Losara smiled gently. “You prefer Betera?”
“Like I care.”
“Your feelings are your prerogative. I only point out that the architect is important to us.”
Gamael heard the emphasis Losara placed on the declaration. “Yes,” he complied. “And we must make sure he is aligned with us. His companions may be the key to that.”
“Exploiting these creatures will not assist us in our endeavors,” Losara countered.
Gamael jumped to his feet in defiance. “When ZARA is mine Crawford Lear will have served his purpose and will die along with the rest of humanity.”
Losara was still, her countenance smooth as silk. “Take care that your anger does not devour you, Gamael.”
“What I have planned will free us and give us the means to do as we please,” Gamael said, toying with Losara’s thick braid. “Since we cannot return to the place of our birth, we must live out our lives here. To do that, we must rid this planet of the humans.”
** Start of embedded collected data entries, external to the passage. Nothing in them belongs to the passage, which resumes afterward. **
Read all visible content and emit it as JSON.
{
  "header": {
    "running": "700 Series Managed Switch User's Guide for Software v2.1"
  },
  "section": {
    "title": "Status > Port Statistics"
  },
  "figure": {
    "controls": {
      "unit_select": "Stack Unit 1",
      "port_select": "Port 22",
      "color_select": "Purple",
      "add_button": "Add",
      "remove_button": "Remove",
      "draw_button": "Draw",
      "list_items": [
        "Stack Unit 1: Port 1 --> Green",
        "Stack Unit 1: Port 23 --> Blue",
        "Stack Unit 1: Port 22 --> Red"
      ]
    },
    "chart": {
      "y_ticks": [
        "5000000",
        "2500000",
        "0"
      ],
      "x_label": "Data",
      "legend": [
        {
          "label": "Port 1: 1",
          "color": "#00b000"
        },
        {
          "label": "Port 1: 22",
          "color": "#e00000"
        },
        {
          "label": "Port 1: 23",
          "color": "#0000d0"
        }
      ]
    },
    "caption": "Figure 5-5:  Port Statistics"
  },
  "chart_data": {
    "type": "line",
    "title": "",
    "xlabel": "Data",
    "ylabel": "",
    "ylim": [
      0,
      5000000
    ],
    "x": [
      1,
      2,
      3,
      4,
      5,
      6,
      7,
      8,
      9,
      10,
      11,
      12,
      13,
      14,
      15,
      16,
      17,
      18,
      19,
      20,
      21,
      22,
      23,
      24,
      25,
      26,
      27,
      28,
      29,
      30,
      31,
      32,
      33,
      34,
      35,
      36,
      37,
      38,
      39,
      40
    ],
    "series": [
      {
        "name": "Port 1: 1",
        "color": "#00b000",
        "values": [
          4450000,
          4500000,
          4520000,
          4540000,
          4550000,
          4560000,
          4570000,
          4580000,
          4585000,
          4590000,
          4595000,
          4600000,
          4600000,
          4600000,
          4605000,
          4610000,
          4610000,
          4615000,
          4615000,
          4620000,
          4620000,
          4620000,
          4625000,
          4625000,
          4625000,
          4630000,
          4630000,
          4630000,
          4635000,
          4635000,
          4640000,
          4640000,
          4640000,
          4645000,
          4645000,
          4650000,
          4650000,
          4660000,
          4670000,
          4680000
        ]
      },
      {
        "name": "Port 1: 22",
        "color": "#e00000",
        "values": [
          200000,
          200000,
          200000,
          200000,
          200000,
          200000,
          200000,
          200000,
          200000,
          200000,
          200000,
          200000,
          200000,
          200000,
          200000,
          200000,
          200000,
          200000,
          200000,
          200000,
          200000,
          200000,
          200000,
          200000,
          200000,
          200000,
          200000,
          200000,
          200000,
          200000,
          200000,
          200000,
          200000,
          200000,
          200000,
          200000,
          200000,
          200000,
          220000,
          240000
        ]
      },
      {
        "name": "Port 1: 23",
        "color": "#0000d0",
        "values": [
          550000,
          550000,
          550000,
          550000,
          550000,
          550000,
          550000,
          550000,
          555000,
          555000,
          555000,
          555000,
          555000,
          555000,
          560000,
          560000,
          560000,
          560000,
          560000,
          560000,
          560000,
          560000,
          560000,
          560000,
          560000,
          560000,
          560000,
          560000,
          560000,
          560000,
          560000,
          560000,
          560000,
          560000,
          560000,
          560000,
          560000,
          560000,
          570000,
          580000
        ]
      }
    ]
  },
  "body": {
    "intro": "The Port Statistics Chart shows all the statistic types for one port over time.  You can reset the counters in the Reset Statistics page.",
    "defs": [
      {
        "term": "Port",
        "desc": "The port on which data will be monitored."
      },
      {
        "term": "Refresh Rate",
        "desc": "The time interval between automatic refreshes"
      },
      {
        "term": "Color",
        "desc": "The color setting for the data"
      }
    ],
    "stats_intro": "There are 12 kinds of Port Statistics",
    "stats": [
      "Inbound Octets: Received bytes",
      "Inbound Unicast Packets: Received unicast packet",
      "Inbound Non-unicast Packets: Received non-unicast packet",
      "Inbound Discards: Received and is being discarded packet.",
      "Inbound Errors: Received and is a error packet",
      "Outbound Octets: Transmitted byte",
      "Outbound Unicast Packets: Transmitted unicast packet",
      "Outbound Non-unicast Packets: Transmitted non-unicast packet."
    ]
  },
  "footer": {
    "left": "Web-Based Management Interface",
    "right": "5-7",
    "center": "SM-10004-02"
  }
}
“Now it is you who sounds like Austin, the very being you despised.”
“We could have rid ourselves of them, but things had to be Pharloe’s way,” Gamael’s voice rose in anger. “We should have shown them the full measure of who we were. That child ruined everything!”
That child. Losara inwardly sighed.
“What was done was for our protection.”
“How safe do you actually feel?” Gamael said, staring off into space as if contemplating a different future within his grasp. “The time for negotiations has passed. We can never live with them nor they with us.”
Losara folded her hands gingerly in her lap. As always, every conversation with her sibling descended into a battle of wills. “I will speak with Aiko Kogane and ready everything for us to move forward,” Losara breathed.
Gamael smiled insidiously at Losara. “Cheer up. Once we gather our strength, this unpleasant situation will have a happy ending.”
“With your motivation, it may very well,” Losara said, rising from her seat to take a few steps towards the chamber’s entrance. “But are you so removed from fear that you are prepared to shoulder the consequences of such a destiny? A destiny nearly a century in the making.”
Gamael made to join Losara. “I fear nothing with regards to our future, dear one,” he said, chin held high. “It is everyone else who should fear me.”
“Your devotion is admirable, Gamael,” Losara said, pausing in the hall, “yet I believe you misread the situation. Crawford Lear’s role as our sovereign’s instrument may be the very catalyst that changes your tune.”